JUCE_DECLARE_VARYING_COLOUR
JUCE_DECLARE_SWIZZLE_FUNCTION
"varying " JUCE_HIGHP " vec2 texturePos;"
"void main()"
"{"
"gl_FragColor = frontColour.a * " JUCE_GET_IMAGE_PIXEL ";"
"}",
"uniform " JUCE_MEDIUMP " vec2 imageLimits;"

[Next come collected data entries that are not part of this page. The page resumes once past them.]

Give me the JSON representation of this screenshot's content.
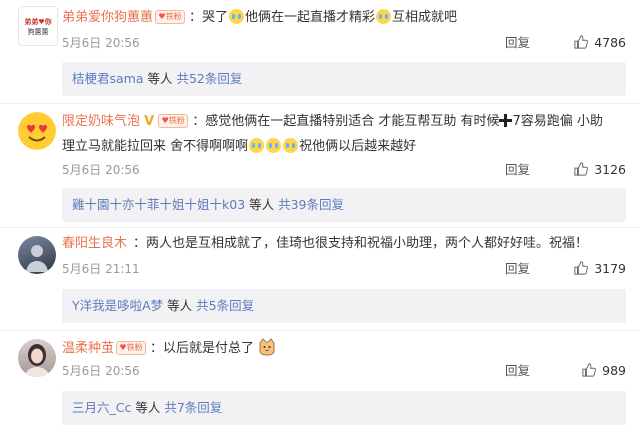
{
  "comments": [
    {
      "username": "弟弟爱你狗蕙蕙",
      "badge": "铁粉",
      "avatar_text": [
        "弟弟♥你",
        "狗蕙蕙"
      ],
      "text_parts": [
        "：哭了",
        "他俩在一起直播才精彩",
        "互相成就吧"
      ],
      "emoji": [
        "crying-face-icon",
        "crying-face-icon"
      ],
      "time": "5月6日 20:56",
      "reply_label": "回复",
      "likes": "4786",
      "subreply_user": "桔梗君sama",
      "subreply_mid": " 等人 ",
      "subreply_count": "共52条回复"
    },
    {
      "username": "限定奶味气泡",
      "badge": "铁粉",
      "vip": "V",
      "text_line1_parts": [
        "：感觉他俩在一起直播特别适合 才能互帮互助 有时候",
        "7容易跑偏 小助"
      ],
      "text_line2_parts": [
        "理立马就能拉回来 舍不得啊啊啊",
        "祝他俩以后越来越好"
      ],
      "time": "5月6日 20:56",
      "reply_label": "回复",
      "likes": "3126",
      "subreply_user": "雞十園十亦十菲十姐十姐十k03",
      "subreply_mid": " 等人 ",
      "subreply_count": "共39条回复"
    },
    {
      "username": "春阳生良木",
      "text": "：两人也是互相成就了，佳琦也很支持和祝福小助理，两个人都好好哇。祝福！",
      "time": "5月6日 21:11",
      "reply_label": "回复",
      "likes": "3179",
      "subreply_user": "Y洋我是哆啦A梦",
      "subreply_mid": " 等人 ",
      "subreply_count": "共5条回复"
    },
    {
      "username": "温柔种茧",
      "badge": "铁粉",
      "text": "：以后就是付总了",
      "time": "5月6日 20:56",
      "reply_label": "回复",
      "likes": "989",
      "subreply_user": "三月六_Cc",
      "subreply_mid": " 等人 ",
      "subreply_count": "共7条回复"
    }
  ],
  "colors": {
    "username": "#eb7350",
    "link": "#5f7bbd",
    "meta": "#999999",
    "subbox_bg": "#f2f2f5"
  }
}
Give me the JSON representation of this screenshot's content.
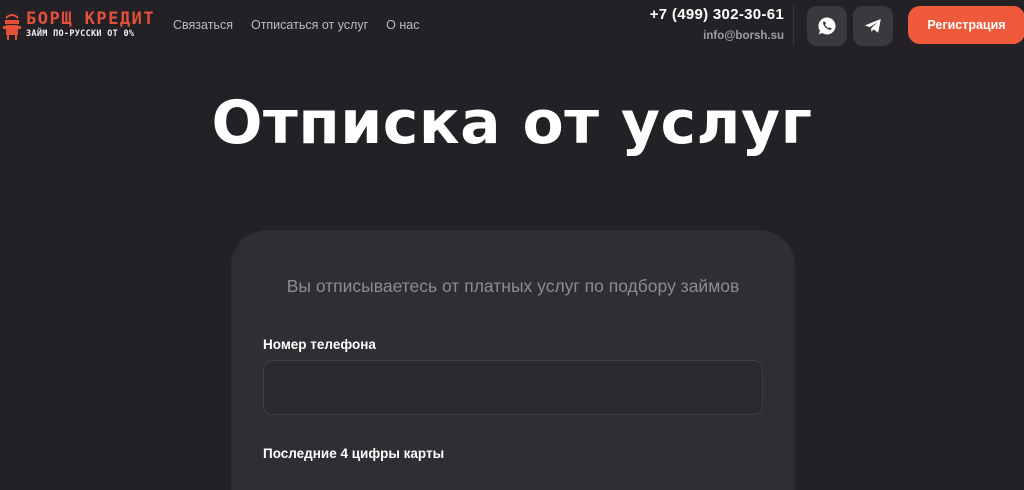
{
  "header": {
    "logo": {
      "title": "БОРЩ КРЕДИТ",
      "subtitle": "ЗАЙМ ПО-РУССКИ ОТ 0%",
      "accent_color": "#e4503a"
    },
    "nav": [
      {
        "label": "Связаться"
      },
      {
        "label": "Отписаться от услуг"
      },
      {
        "label": "О нас"
      }
    ],
    "contacts": {
      "phone": "+7 (499) 302-30-61",
      "email": "info@borsh.su"
    },
    "social": [
      {
        "icon": "whatsapp-icon"
      },
      {
        "icon": "telegram-icon"
      }
    ],
    "register_label": "Регистрация",
    "register_color": "#ef5a3b"
  },
  "main": {
    "title": "Отписка от услуг",
    "card": {
      "subtitle": "Вы отписываетесь от платных услуг по подбору займов",
      "fields": [
        {
          "label": "Номер телефона",
          "value": "",
          "placeholder": ""
        },
        {
          "label": "Последние 4 цифры карты"
        }
      ]
    }
  },
  "colors": {
    "background": "#232126",
    "card": "#2f2e33"
  }
}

JUCE_DECLARE_MATRIX_UNIFORM
"attribute vec2 position;"
"attribute vec4 colour;"
"uniform vec4 screenBounds;"
"varying " JUCE_MEDIUMP " vec4 frontColour;"
"varying " JUCE_HIGHP " vec2 texturePos;"
"void main()"
"{"
" frontColour = colour;"
" vec2 adjustedPos = position - screenBounds.xy;"
" vec2 pixelPos = adjustedPos;"
" texturePos = clamp (" JUCE_MATRIX_TIMES_FRAGCOORD ", vec2 (0, 0), imageLimits);"
" vec2 scaledPos = adjustedPos / screenBounds.zw;"
" gl_Position = vec4 (scaledPos.x - 1.0, 1.0 - scaledPos.y, 0, 1.0);"
"}"
),
imageParams (program)
{
}
ImageParams imageParams;
};
#else
struct ImageProgram : public ShaderBase
{
ImageProgram (OpenGLContext& context)
: ShaderBase (context, JUCE_DECLARE_IMAGE_UNIFORMS JUCE_DECLARE_SWIZZLE_FUNCTION
"void main()"
"{"
JUCE_CLAMP_TEXTURE_COORD
"gl_FragColor = frontColour.a * " JUCE_GET_IMAGE_PIXEL ";"
"}"),
imageParams (program)
{}
ImageParams imageParams;
};
#endif
These changes will give crystal clear rendering on the Mali 400MP chipset as well as every other one I have tested on. All of this while actually speeding up the rendering pipeline on iOS and Android by 5% on average.
Would love feedback on progressing this further and making the Android OpenGL rendering system even better.